Some mornings, our living room is flooded with orange light. You can feel the glow just beyond the bedroom door, pressing its way in with a few warm streaks slipping through the cracks. 5:30am, and the foyer swells with the red and yellow sunrise, reflecting the sky off the large white tiles and cream walls.
It’s the height of summer, the heat already palpable. Through the window, Lake Zurich is liquid gold. Glimmering with its 24 karats, the water is completely undisturbed, too early for even the Swiss.
Summer afternoons, it seems the shades of blue are undecided, too lovely for nature to choose just one. The sky and the sun compromise, picking a new blue each day: turquoise, robin’s egg, canary, the deepest of navy, the lightest of aquamarine, sometimes a solid hue, mostly blended, always radiant. It shimmers and it beckons. Coyly, almost suggestively.
The lake’s pull is irresistible, and throughout the city, people answer it’s call. Ferry, kayak, sailboat, swimmer. We ourselves were not immune, each day laughingly, gingerly, stepping over the rocky bank for a dip, always marveling: “how can this lake be real?” There is nothing smooth and glassy about this lake, it’s a lake of movement, plied by every manner possible, it’s water too enticing to be denied, and you can feel it’s swell of pride. This is a good lake.
Some days, the lake disappears completely. The fog so thick it’s impossible to see the house across the street, impossible to see where it stops and the sky begins, blinding but somehow still beautiful.
So different from that fiery red of summer, this lake is softly muted but somehow more saturated.
The autumn lake can be pink, which is unexpected, but every so often there is a break in those cloudy fall skies. Wednesday morning, I am up before the sun, and between coffee cups purples and pinks lightly bathe the water’s surface. So different from that fiery red of summer, this lake is softly muted but somehow more saturated. Is this the true magic hour? After rain for a week straight, gray gray and more gray, it is magnificent to behold. Unexpected but most welcome.
Slate. Pantone says that slate is an equal mix of purple and green pigments, and the lake seems to find comfort in this color. It certainly seems to be staying a while this winter. The warmth of the lake is gone but the enchantment is still there. They all line up along the shore to gaze longingly, bundled up against the chill, at the quiet calm. Ferries are docked for the season, save for the nightly cheese fondue schiff.
Slate, but not gray. The color manages to pull the whites of the timbered houses ringing the lake into sharper detail, and you can almost see a fine black ink outlining each door and window and roof. Slate, but not sad.
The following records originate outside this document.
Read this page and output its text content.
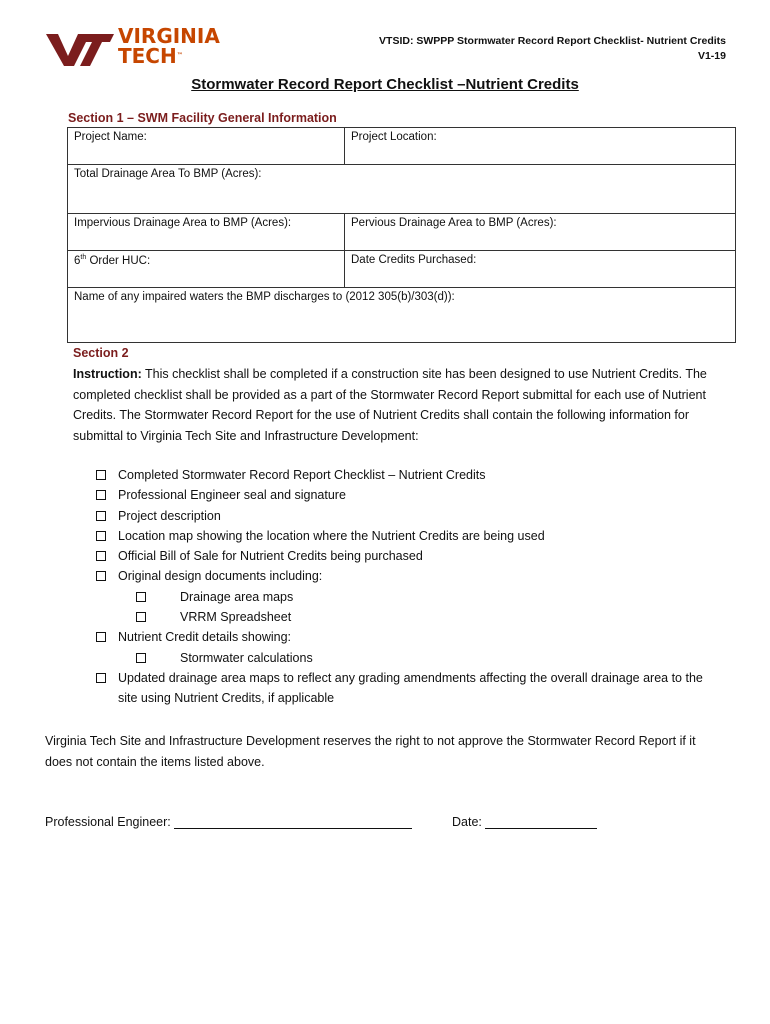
VIRGINIA
TECH™
VTSID: SWPPP Stormwater Record Report Checklist- Nutrient Credits
V1-19
Stormwater Record Report Checklist –Nutrient Credits
Section 1 – SWM Facility General Information
Project Name:	Project Location:
Total Drainage Area To BMP (Acres):	
Impervious Drainage Area to BMP (Acres):	Pervious Drainage Area to BMP (Acres):
6th Order HUC:	Date Credits Purchased:
Name of any impaired waters the BMP discharges to (2012 305(b)/303(d)):	
Section 2
Instruction: This checklist shall be completed if a construction site has been designed to use Nutrient Credits. The completed checklist shall be provided as a part of the Stormwater Record Report submittal for each use of Nutrient Credits. The Stormwater Record Report for the use of Nutrient Credits shall contain the following information for submittal to Virginia Tech Site and Infrastructure Development:
Completed Stormwater Record Report Checklist – Nutrient Credits
Professional Engineer seal and signature
Project description
Location map showing the location where the Nutrient Credits are being used
Official Bill of Sale for Nutrient Credits being purchased
Original design documents including:
Drainage area maps
VRRM Spreadsheet
Nutrient Credit details showing:
Stormwater calculations
Updated drainage area maps to reflect any grading amendments affecting the overall drainage area to the site using Nutrient Credits, if applicable
Virginia Tech Site and Infrastructure Development reserves the right to not approve the Stormwater Record Report if it does not contain the items listed above.
Professional Engineer:	Date:
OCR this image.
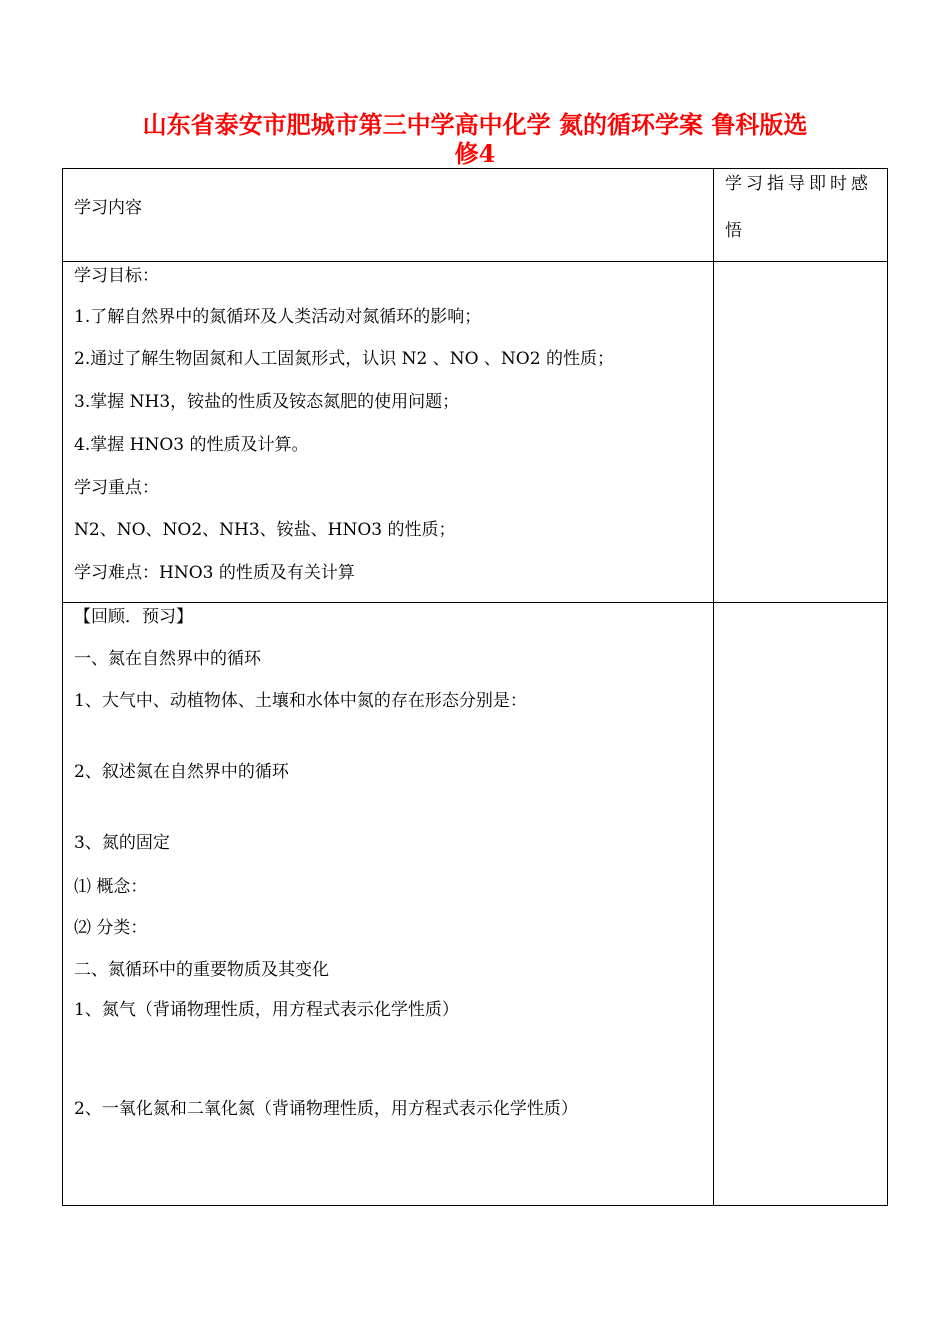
山东省泰安市肥城市第三中学高中化学 氮的循环学案 鲁科版选
修4
学习内容
学习指导即时感
悟
学习目标：
1.了解自然界中的氮循环及人类活动对氮循环的影响；
2.通过了解生物固氮和人工固氮形式，认识 N2 、NO 、NO2 的性质；
3.掌握 NH3，铵盐的性质及铵态氮肥的使用问题；
4.掌握 HNO3 的性质及计算。
学习重点：
N2、NO、NO2、NH3、铵盐、HNO3 的性质；
学习难点：HNO3 的性质及有关计算
【回顾．预习】
一、氮在自然界中的循环
1、大气中、动植物体、土壤和水体中氮的存在形态分别是：
2、叙述氮在自然界中的循环
3、氮的固定
⑴ 概念：
⑵ 分类：
二、氮循环中的重要物质及其变化
1、氮气（背诵物理性质，用方程式表示化学性质）
2、一氧化氮和二氧化氮（背诵物理性质，用方程式表示化学性质）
A morning in January, after a howling storm, trees naked and finally exposed after the wind took the last leaves to their graves, the lake is still. So serene, so icy, so white, it could be frozen. Can it freeze? I know the answer, too big to freeze, but I still can’t help picturing this huge body completely frosted like a cake.
The lake of many colors is magic.
The lake of many colors is magic. What other explanation can there be? I am an earth sign, through and through, always have been and always will, happiest waving at you from the shore but feet firmly on land - and even I am left utterly enamored.